In an article titled "Researchers Duel Over Chantix and Heart Risks," Silverman writes: "A spat has broken out among researchers over the extent to which the controversial Chantix quit-smoking pill is linked to cardiovascular risks. A meta-analysis that was published last week in BMJ found the drug, which is sold by Pfizer, does not increase the risk of heart attacks and strokes. The results contrast with a meta-analysis published last year that maintained Chantix does increase heart risks, a conclusion the authors of the latest study labeled “misleading.” ... “There is a simple explanation why this study could not detect a difference in cardiovascular risk. Because of a weak design it was unable to detect any effect on anything,” Thomas Moore, a senior scientist with the Institute for Safe Medication Practices and who serves as a consulting expert in the civil litigation regarding Chantix, writes us in an e-mail. “It would be a serious scientific error to make a safety claim based on a study that did not disprove the null hypothesis.”
The Rest of the Story
Thomas Moore points out the most critical point: that the existing research base consists of studies that were not powered to detect a small adverse cardiovascular effect of Chantix use. They were powered to determine whether Chantix is effective in smoking cessation. Because of the low power of these studies, even the meta-analysis - which combines the results of all of them - has wide confidence intervals around the estimate of risk and leaves open the possibility of a small, but clinically quite significant adverse cardiovascular effect of Chantix.
However, the conflicted researcher, who is funded by Pfizer - the manufacturer of Chantix - was willing to draw a definitive safety conclusion based on the inadequate existing data. The FDA recognizes the problem of the low sample sizes in these studies, and it is for this reason that the agency is requiring a study of 8000 patients (the individual studies generally have just a few hundred patients) to assess the cardiovascular risks of Chantix.
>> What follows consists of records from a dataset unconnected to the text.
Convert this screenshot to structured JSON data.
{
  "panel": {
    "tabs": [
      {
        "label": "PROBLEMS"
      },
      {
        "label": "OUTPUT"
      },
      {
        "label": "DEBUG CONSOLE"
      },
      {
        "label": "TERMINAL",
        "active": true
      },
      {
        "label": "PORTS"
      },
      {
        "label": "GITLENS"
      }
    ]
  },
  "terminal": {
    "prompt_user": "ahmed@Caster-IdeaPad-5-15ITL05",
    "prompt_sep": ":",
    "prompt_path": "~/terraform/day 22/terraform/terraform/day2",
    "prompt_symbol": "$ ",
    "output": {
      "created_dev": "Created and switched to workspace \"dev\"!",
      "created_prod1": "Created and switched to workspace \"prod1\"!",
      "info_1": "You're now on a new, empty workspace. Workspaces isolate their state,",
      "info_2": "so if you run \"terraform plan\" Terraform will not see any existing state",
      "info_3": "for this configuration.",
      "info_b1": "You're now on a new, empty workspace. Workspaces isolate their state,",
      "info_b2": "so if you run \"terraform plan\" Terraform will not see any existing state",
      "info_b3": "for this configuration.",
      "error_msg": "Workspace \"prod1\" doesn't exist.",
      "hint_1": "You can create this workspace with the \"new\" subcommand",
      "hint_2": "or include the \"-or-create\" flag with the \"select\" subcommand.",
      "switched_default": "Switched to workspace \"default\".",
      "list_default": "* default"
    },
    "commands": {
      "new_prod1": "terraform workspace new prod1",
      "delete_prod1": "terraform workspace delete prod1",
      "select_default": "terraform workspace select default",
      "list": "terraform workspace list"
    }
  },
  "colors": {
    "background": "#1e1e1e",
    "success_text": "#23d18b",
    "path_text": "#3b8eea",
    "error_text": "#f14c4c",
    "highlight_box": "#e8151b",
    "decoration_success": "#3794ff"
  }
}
Another major issue with the conflicted researcher's work is that she excluded adverse events occurring more than 30 days after discontinuation of the drug. However, as pointed out by Dr. Sonal Singh from the Johns Hopkins Bloomberg School of Public Health in the Pharmalot article, the cardiovascular risk is not simply due to the presence of the drug in the bloodstream and researchers must look beyond simply 30 days after drug discontinuation: "Singh noted that his meta-analysis examined patients through the duration of the Chantix trials because what remains unknown is the the length of time that a heart risk may appear after treatment ends. “We were learning from the Vioxx issues. With Vioxx, heart risks didn’t climb until long after people were taken off the drug. She assumes the potential CV risk is due to direct effect of the drug being in the body, so when the drug is out the risk should go away. I’m making a very different assumption. I don’t know how the drug is increasing heart risk, so I’ll count data through the end of a study and some lasted up to a year,” he says. “Which world do you live in? She’s assuming she knows how the drug causes CV risks and I’m assuming I don’t know. And those are the kinds of studies that are needed.”"
Dr. Singh makes a critical point. Since we don't know how Chantix increases heart attack risk, if it does increase that risk, then it is imperative not to assume that the effects must occur within 30 days of drug use. The assumption that the conflicted researcher makes is a perfect example of the kind of bias that can easily be introduced into research by a financial conflict of interest.